A brief explanation of what constitutes construction adjudication

An Adjudication is a binding decision on the Parties in a construction dispute, one of whom has referred the matter to the Adjudication process. The mechanism itself it designed to be relatively fast, so giving parties access to quick resolution and avoiding the lengthy delays that can occur in litigation. Adjudications are binding on the parties, however on certain occasion they can be revised through arbitration or litigation.


The process of adjudication will follow a strict timetable. If Parties do not have an agreed procedure within their construction contract, then one is imposed through statute. There are no rights to appeal an adjudicator’s decision.

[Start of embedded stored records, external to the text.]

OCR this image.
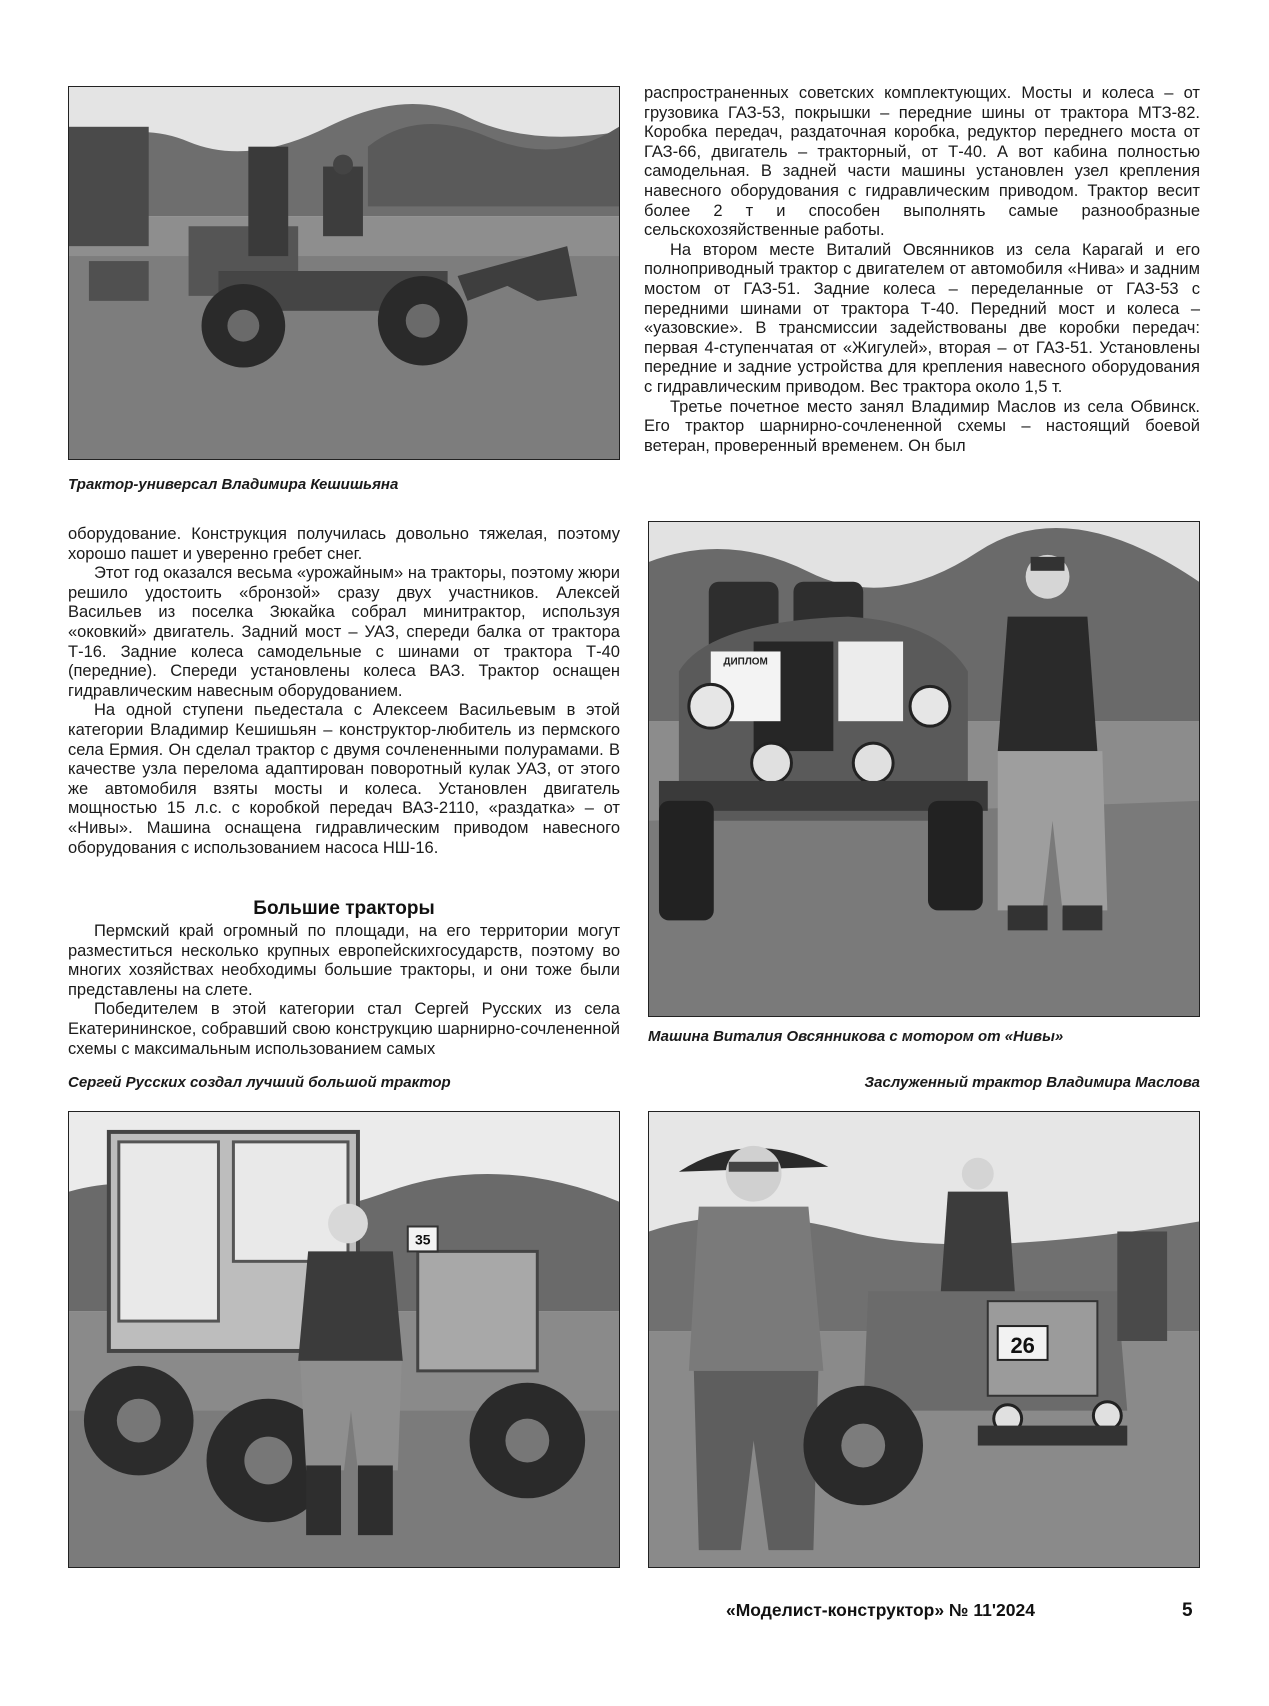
Трактор-универсал Владимира Кешишьяна

распространенных советских комплектующих. Мосты и колеса – от грузовика ГАЗ-53, покрышки – передние шины от трактора МТЗ-82. Коробка передач, раздаточная коробка, редуктор переднего моста от ГАЗ-66, двигатель – тракторный, от Т-40. А вот кабина полностью самодельная. В задней части машины установлен узел крепления навесного оборудования с гидравлическим приводом. Трактор весит более 2 т и способен выполнять самые разнообразные сельскохозяйственные работы.

На втором месте Виталий Овсянников из села Карагай и его полноприводный трактор с двигателем от автомобиля «Нива» и задним мостом от ГАЗ-51. Задние колеса – переделанные от ГАЗ-53 с передними шинами от трактора Т-40. Передний мост и колеса – «уазовские». В трансмиссии задействованы две коробки передач: первая 4-ступенчатая от «Жигулей», вторая – от ГАЗ-51. Установлены передние и задние устройства для крепления навесного оборудования с гидравлическим приводом. Вес трактора около 1,5 т.

Третье почетное место занял Владимир Маслов из села Обвинск. Его трактор шарнирно-сочлененной схемы – настоящий боевой ветеран, проверенный временем. Он был

оборудование. Конструкция получилась довольно тяжелая, поэтому хорошо пашет и уверенно гребет снег.

Этот год оказался весьма «урожайным» на тракторы, поэтому жюри решило удостоить «бронзой» сразу двух участников. Алексей Васильев из поселка Зюкайка собрал минитрактор, используя «оковкий» двигатель. Задний мост – УАЗ, спереди балка от трактора Т-16. Задние колеса самодельные с шинами от трактора Т-40 (передние). Спереди установлены колеса ВАЗ. Трактор оснащен гидравлическим навесным оборудованием.

На одной ступени пьедестала с Алексеем Васильевым в этой категории Владимир Кешишьян – конструктор-любитель из пермского села Ермия. Он сделал трактор с двумя сочлененными полурамами. В качестве узла перелома адаптирован поворотный кулак УАЗ, от этого же автомобиля взяты мосты и колеса. Установлен двигатель мощностью 15 л.с. с коробкой передач ВАЗ-2110, «раздатка» – от «Нивы». Машина оснащена гидравлическим приводом навесного оборудования с использованием насоса НШ-16.

Большие тракторы

Пермский край огромный по площади, на его территории могут разместиться несколько крупных европейскихгосударств, поэтому во многих хозяйствах необходимы большие тракторы, и они тоже были представлены на слете.

Победителем в этой категории стал Сергей Русских из села Екатерининское, собравший свою конструкцию шарнирно-сочлененной схемы с максимальным использованием самых

ДИПЛОМ
Машина Виталия Овсянникова с мотором от «Нивы»
Сергей Русских создал лучший большой трактор	Заслуженный трактор Владимира Маслова
35
26
«Моделист-конструктор» № 11'2024	5
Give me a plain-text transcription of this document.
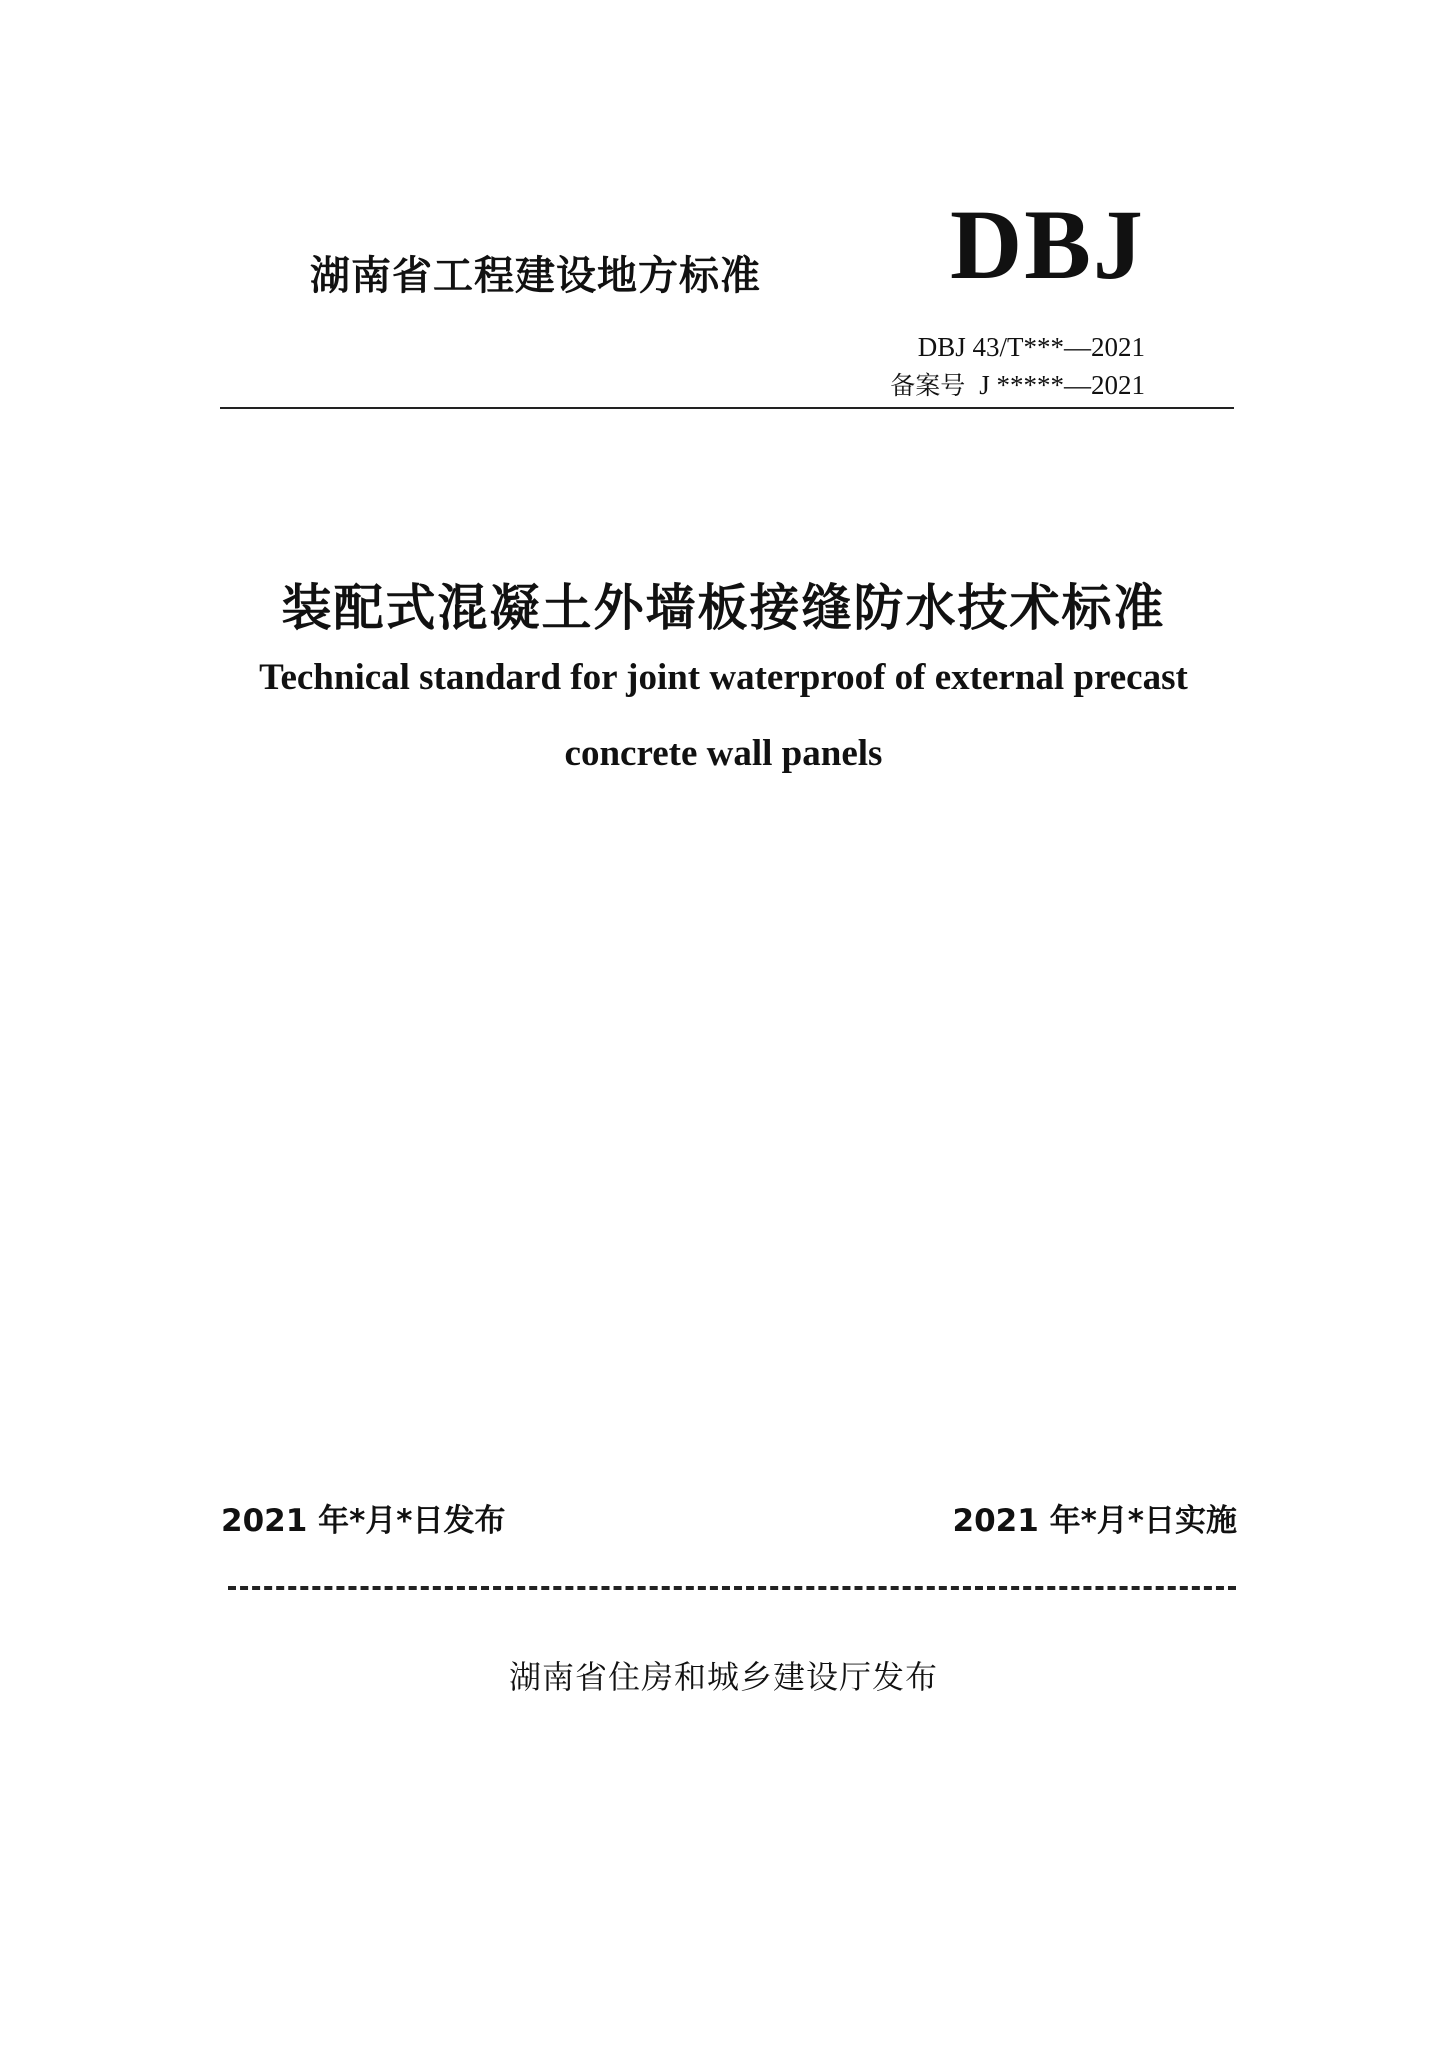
湖南省工程建设地方标准 DBJ
DBJ 43/T***—2021
备案号 J *****—2021
装配式混凝土外墙板接缝防水技术标准
Technical standard for joint waterproof of external precast
concrete wall panels
2021 年*月*日发布	2021 年*月*日实施
湖南省住房和城乡建设厅发布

To be able to enter into adjudication there are a number of points to consider:

  1. There must be a contract
  2. Section 104 of the Housing Grants, Construction and Regeneration Act 1996 (HGCRA) gives a broad definition of what constitutes a Construction Contract. Prior to the amendment of the act (effective as of 1st of October 2011), the requirement was that the construction contract must be in writing. Since the 1st October 2011 the position is that contracts are formed either verbally or in writing will qualify.

    So what is a construction contract?

    The definition of a construction contract as provided for by the Act is one that captures an agreement of a person by the following:

    1. carrying out of construction operations;
    2. arranging for the carrying out of construction operations by others;
    3. providing his/her own labour, or the labour of others, for the carrying out of construction operations.

    As is apparent, the aim in amending the HGCRA was to broaden the scope of services that can be defined as a construction contract.

    Section 105 of the HGCRA defined what constitutes a “construction operation” you can find this here.

  3. There must be a dispute on the operation of that contract
  4. There must be a dispute between the parties on a matter that arises under the contract.

    If it is a matter outside of the contract, or where it is outside the jurisdiction of the contract, then adjudication will not apply and it will be necessary to seek redress via another route.

    The definition of what constitutes a dispute (or difference) was set out in Amec Civil Engineering Ltd v Secretary of State for Transport (2004). In this case, Jackson J purported that the word “dispute” should be given its ordinary meaning and has no special or unusual meaning afforded to it by lawyers.

If the above conditions are met then you may be in a position to refer your dispute to Adjudication but before you look to take this step it is worth review the checks that can be found on our checklist.

Once started the adjudication process itself follows a strict timetable ending with the Adjudicator’s binding decision, normally in 28 days from the start of the process (although this can extend to 42 days if agreed).